Search…
⌃K
Links

Configuring subsetting

Identifying and configuring target tables

A target table is a table for which you specify a subset of the data to include in the destination database.

Options to specify the data subset

To identify the subset of data to include, you can either:
  • Specify a percentage of the table to include in the destination database. You can use this option when you care about the specific volume of data, but not the specific rows. Tonic converts the percentage to a filter or a WHERE clause, depending on your database type. Depending on how your tables are related, the target tables in the final subset might contain more rows than the percentage that you specified. These additional rows are required to maintain referential integrity. To view the tables that contribute to the additional rows, see the subset steps. For additional assistance, reach out to your Tonic contact.
Configuration for a percentage target table
  • Provide a WHERE clause to specify the subset of data to include in the destination database. The WHERE clause allows you to be more specific about the data to include. For example, you might want to only include data for a specific user or date range.
Configuration for a where clause target table

Configuring a percentage target table

To identify and configure subsetting for a target table:
  1. 1.
    In the table list, click the table.
  2. 2.
    On the table details panel, from the Select Table Type dropdown list, select Target Table (Percentage).
  3. 3.
    In the Target Percentage field, type the percentage of the data to include in the destination database. The default is 5, which indicates to use 5% of the rows in the table.

Configuring a WHERE clause target table

  1. 1.
    In the table list, click the table.
  2. 2.
    On the table details panel, from the Select Table Type dropdown list, select Target Table (Where Clause).
  3. 3.
    In the Target Where Clause field, type the WHERE clause to use to identify the data to include in the destination database. For example, the target table contains a column called event_id. To select all rows where event_id is greater than 1000, add the following WHERE clause: event_id > 1000
  4. 4.
    For a more complex WHERE clause, you can display an editor with a larger text area.
    1. 1.
      Click Open in Editor.
    2. 2.
      In the text area, enter the WHERE clause.
    3. 3.
      Click Save.
You can query across tables within the WHERE clause. For example, you configure the customers table as a target table, but you also want to use information from the customers_legacy table to identify the target records in customers.
In the following example query, the matching records in customers have a Customer_Key value that matches a CustomerKey value in customers_legacy, and where the value of Occupation in customers_legacy is Detective:
"Customer_Key" IN (
SELECT "Customer_Key"
FROM customers_legacy
WHERE customers_legacy."Customer_Key"=customers."Customer_Key"
AND customers_legacy."Occupation" = 'Detective'
);

Removing a target table

To remove a target table:
  1. 1.
    In the table list, click the table.
  2. 2.
    On the table details panel, from the table type dropdown list, select Remove.

Identifying lookup tables

A lookup table contains a list of values that are used to populate columns in other tables. For example, a list of states, countries, or currencies. Lookup tables are sometimes referred to as reference tables.
Tonic always copies lookup tables to the destination database in their entirety. If you do not configure a table as a lookup table, then Tonic treats the table as a related table, and copies only rows that are used in the subset data. Tonic also pulls in rows from other tables that refer to the table, but that are not necessarily related to the target tables. This could result in an unexpectedly large subset.
For example, in a Users table, every user record refers to a state in the States table. If you do not identify States as a lookup table, then the subset would include every record in the Users table.

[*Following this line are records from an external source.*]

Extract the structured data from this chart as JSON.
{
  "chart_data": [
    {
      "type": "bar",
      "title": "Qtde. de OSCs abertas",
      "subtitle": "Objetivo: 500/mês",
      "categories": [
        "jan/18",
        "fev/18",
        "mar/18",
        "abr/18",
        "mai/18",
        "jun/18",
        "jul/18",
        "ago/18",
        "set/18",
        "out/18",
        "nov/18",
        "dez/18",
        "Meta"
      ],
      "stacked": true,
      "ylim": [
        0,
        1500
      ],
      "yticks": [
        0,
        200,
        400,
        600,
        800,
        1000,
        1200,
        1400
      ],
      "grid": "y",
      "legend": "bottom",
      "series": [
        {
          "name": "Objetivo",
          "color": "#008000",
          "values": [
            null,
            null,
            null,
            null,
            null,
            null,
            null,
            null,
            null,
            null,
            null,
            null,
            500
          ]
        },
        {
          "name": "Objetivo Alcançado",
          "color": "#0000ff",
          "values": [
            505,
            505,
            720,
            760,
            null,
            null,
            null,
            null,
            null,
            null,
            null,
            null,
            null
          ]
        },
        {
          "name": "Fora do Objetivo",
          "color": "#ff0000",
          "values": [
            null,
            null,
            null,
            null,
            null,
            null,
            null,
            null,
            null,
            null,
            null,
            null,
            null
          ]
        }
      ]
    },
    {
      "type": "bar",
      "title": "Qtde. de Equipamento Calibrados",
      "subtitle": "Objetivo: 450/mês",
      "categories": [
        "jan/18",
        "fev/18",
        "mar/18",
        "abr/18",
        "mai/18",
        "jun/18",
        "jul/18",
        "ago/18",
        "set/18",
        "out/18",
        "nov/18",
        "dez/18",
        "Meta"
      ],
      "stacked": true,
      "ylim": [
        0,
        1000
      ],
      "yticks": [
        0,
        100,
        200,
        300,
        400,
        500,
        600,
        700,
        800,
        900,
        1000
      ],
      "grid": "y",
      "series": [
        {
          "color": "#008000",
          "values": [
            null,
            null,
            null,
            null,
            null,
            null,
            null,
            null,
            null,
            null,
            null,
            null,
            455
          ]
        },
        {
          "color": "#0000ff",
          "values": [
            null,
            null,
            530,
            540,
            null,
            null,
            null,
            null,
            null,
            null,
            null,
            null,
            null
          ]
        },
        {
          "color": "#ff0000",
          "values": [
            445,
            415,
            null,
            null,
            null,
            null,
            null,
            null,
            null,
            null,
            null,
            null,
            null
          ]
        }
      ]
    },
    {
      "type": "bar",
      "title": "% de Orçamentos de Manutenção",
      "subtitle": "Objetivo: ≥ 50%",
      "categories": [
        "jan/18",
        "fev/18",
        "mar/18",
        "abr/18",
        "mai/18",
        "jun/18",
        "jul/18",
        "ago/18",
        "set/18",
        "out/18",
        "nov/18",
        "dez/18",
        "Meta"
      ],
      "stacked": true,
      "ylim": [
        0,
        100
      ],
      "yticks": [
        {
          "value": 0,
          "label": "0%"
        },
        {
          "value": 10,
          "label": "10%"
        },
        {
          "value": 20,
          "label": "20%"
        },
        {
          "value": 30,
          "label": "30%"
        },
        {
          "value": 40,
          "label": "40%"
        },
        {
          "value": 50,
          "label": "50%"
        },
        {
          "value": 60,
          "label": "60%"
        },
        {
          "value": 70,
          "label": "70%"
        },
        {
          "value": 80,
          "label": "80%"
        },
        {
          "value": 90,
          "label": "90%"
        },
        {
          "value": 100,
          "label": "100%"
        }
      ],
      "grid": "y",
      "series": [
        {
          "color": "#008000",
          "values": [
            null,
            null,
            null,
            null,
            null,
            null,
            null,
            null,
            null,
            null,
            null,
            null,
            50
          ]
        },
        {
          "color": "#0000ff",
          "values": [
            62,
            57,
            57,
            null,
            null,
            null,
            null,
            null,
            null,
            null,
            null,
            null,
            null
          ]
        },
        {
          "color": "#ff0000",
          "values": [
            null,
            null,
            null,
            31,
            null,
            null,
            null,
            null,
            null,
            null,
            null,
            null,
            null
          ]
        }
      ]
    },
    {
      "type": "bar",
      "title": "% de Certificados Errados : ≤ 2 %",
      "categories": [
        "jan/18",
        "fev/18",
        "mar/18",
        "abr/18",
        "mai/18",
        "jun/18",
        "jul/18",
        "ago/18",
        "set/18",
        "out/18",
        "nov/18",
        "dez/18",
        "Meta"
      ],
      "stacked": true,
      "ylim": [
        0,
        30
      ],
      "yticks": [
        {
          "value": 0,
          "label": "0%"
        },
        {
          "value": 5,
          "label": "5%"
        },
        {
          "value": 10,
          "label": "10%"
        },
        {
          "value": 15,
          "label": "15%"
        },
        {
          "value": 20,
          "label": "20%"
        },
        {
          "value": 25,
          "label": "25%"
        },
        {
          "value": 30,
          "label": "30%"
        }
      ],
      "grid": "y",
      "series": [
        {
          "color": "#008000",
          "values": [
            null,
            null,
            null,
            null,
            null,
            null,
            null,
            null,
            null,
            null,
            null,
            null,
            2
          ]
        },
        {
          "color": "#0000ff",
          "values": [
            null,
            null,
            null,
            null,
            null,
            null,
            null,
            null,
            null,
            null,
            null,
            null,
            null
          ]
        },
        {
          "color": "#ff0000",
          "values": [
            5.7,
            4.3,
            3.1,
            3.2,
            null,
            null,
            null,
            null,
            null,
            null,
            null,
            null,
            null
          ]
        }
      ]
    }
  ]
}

Properties of a lookup table

Here are some typical properties of a lookup table:
  • It is fairly small and rarely updated.
  • Many tables point to the table, but it does not point to another table.
  • The table contains a set of unique values.

Identifying an individual lookup table

To identify an individual table as a lookup table:
  1. 1.
    In the table list, click the table.
  2. 2.
    On the table details panel, from the Select Table Type dropdown list, select Lookup Table.

Identifying multiple lookup tables

To identify multiple tables as lookup tables:
  1. 1.
    Check the check box for each table to identify as a lookup table.
  2. 2.
    From the Actions dropdown list, select Add Lookup Tables.
Actions menu for selected rows

Removing lookup tables

To remove the lookup designation for a table:
  1. 1.
    In the table list, click the table.
  2. 2.
    On the table details panel, from the dropdown list, select Remove.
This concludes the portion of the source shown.